Panels of floor-to-ceiling glass would give the lobby a light, airy feel. A four-story, 1,100-seat performance hall would echo the style of classic European opera houses.
It's all part of a preliminary design for George Mason University's proposed Manassas performing arts center, which university and local officials hope one day will transform Prince William County's arts scene and draw visitors from across the region.
"Rather than building another auditorium, we wanted this to be more intimate," Bill Reeder, dean of George Mason's College of Visual and Performing Arts, said in a presentation before the Manassas City Council earlier this week. The $55 million performance hall would be built vertically, with a U-shape audience seating area.
"The way it's designed, everybody will feel like they're in the front row," said City Manager Lawrence D. Hughes, comparing it to the famous Teatro alla Scala opera house in Milan.
The hall's 21st-century efficiency and technology, including modern acoustics and electronics, would be offset by a 19th-century intimacy, officials said.
"In terms of the finish, it will look beautiful but will not be made with the very, very expensive materials," said Lawrence D. Czarda, vice president for George Mason's Prince William campus.
In addition to the lobby and performance hall, the 99,000-square-foot center would include a two-story rehearsal and performance space, dressing rooms, two practice studios and scenery, wardrobe and paint shops.
On Monday night, Reeder and other top university officials presented the $900,000 preliminary design to City Council members. Manassas contributed $200,000, Prince William $450,000 and George Mason $250,000 to the preliminary designs, which were completed last week. The design work was budgeted separately from the $55 million total for the center.

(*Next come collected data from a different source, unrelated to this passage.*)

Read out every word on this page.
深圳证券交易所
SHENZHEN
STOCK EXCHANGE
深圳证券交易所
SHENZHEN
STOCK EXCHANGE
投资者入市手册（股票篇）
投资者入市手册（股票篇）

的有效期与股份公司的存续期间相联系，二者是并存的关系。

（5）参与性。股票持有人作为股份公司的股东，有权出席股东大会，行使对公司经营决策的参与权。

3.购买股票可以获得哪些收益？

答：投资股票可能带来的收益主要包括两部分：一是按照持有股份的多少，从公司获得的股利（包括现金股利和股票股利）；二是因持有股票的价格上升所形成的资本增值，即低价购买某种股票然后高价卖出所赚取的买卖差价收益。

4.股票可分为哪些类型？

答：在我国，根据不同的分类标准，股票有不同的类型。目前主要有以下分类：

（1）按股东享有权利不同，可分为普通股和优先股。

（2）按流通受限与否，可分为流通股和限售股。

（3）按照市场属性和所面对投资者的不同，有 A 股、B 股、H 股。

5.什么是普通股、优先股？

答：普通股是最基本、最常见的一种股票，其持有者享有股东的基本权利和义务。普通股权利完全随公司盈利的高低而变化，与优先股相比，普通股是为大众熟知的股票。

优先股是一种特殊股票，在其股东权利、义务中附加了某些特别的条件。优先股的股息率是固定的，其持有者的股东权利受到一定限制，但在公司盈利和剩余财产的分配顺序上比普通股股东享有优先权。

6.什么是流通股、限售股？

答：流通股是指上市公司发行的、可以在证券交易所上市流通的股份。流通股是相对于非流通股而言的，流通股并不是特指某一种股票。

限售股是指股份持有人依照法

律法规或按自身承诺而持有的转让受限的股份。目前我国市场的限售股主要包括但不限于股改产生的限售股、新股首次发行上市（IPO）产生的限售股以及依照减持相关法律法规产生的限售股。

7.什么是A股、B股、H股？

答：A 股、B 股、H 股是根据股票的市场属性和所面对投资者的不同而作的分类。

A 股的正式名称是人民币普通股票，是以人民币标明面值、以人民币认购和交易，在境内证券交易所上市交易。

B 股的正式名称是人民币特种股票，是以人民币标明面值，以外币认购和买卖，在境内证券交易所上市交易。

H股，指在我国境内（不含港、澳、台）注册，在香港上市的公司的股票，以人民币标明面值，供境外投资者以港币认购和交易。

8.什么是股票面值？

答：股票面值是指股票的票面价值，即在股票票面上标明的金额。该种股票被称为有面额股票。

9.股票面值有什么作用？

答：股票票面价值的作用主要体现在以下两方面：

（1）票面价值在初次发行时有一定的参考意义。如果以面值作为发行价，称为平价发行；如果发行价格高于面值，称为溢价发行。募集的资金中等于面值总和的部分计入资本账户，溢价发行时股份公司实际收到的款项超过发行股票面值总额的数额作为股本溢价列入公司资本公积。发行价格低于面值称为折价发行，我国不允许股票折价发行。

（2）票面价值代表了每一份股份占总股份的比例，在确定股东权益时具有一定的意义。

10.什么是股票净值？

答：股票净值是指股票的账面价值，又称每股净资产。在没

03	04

"We felt it was important to give them an update," Czarda said. "Part of the timing is because the drawings [were] done but also because this group has been a very strong partner and we owed them a report. We will do the same" for the Prince William Board of County Supervisors.
University officials said they hope to complete the center by fall 2009, a timetable Czarda called ambitious. Officials hope to start construction around summer 2007, said Brian H. Marcus, associate dean of development for the arts at George Mason.
The center would be just north of University Boulevard at the planned main entrance of the campus in Manassas. A student union building would one day sit across from the center.
The next step, university officials said, is to hammer out an official agreement among the project's three proposed partners, Manassas, Prince William and GMU. The agreement, to be completed by late summer, would include a timeline and a funding plan.
H. Randall Edwards, former George Mason executive vice president, told City Council members that Manassas Park might join the partnership.
In the fall, officials will formally kick off a $15 million fundraising drive. A new committee -- chaired by former Manassas mayor Marvin L. Gillum (R) and former Board of County Supervisors chairman Kathleen K. Seefeldt (D) -- will head up the effort. The $15 million endowment will support the annual operating costs for the center, because ticket sales on their own aren't enough.
"No center of this size can break even because it just doesn't have enough seats for big attractions," Marcus said. "All of the centers of this size have to raise money to close that gap."
Virginia has authorized George Mason to issue bonds to build the center. The construction and design will cost $36 million.
Of that, "the current estimate is that the county would pay 60 percent, Manassas 10 percent and George Mason 30 percent," Hughes said. The city's share would amount to about $259,200 annually.
GMU will donate the land for the center, valued at $3 million, as well as the $1 million cost of construction management and fundraising support.
Reeder said the fundamental purpose of the center is to support community arts groups, including symphony, ballet and public and university student groups.
Manassas Dance Company and the Prince William Symphony Orchestra, neither of which has had a permanent home, are expected to make the new center their headquarters, said Sally Lay, executive director of Manassas's Center for the Arts. Doing so will help the groups build their audiences.
"Manassas and Prince William County are already becoming known as havens for the arts," Lay said. "And with this new center, it's just going to make it even more so."